Our experience of and response to the pandemic was different and more successful than most other countries.
‘We were able to keep COVID-19 out of the country long enough to vaccinate strongly and save many lives,’ says Dr Wilson.
‘However, the arrival of the Omicron variant exposed long-standing, fundamental weaknesses in our health system, the first being the long-standing mismatch between the demand for health services and the ability to meet that demand.
‘The second weakness exposed was the entrenched inequities in health status, health care quality and outcome experienced by Māori, Pacific and disabled peoples.’
Dr Wilson says the mismatch between demand and supply led to a focus on finding different ways to do more for less, which meant our system had less in-built resilience and capacity to adapt to crisis.
‘In a nutshell, there was little slack in the system to cope with external shocks.’
Looking ahead, appropriate funding of health services must be balanced with a focus on efficiency and equity.
‘Insufficient resources in one part of the system can create waste in others, as patient flow through the system breaks down. A wider system view is needed to avoid this.’
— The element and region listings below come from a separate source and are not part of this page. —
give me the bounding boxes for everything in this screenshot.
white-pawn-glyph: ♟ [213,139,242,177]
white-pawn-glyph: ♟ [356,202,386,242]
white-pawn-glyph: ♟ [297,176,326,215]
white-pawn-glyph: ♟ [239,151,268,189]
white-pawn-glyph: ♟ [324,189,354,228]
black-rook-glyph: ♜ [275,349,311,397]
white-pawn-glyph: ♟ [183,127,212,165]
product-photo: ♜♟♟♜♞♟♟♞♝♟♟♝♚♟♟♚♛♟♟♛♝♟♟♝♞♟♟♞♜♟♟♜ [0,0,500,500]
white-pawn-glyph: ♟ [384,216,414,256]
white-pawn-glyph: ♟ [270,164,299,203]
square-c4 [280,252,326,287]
Dr Wilson says the power of local communities, which worked so successfully in Pacific and Māori responses to lockdowns, vaccination and wider need in the community highlighted a unique opportunity for this country.
‘Opportunities exist in system-wide quality improvement approaches that combine established methodologies of collaboration and measurement for improvement with the strengths of consumers and local communities,’ she says.
Childhood immunisation, acute care and planned care have been powerfully affected by the pandemic and could benefit from an approach which includes collaborative expertise, local freedom and strong, innovative measurement, Dr Wilson says.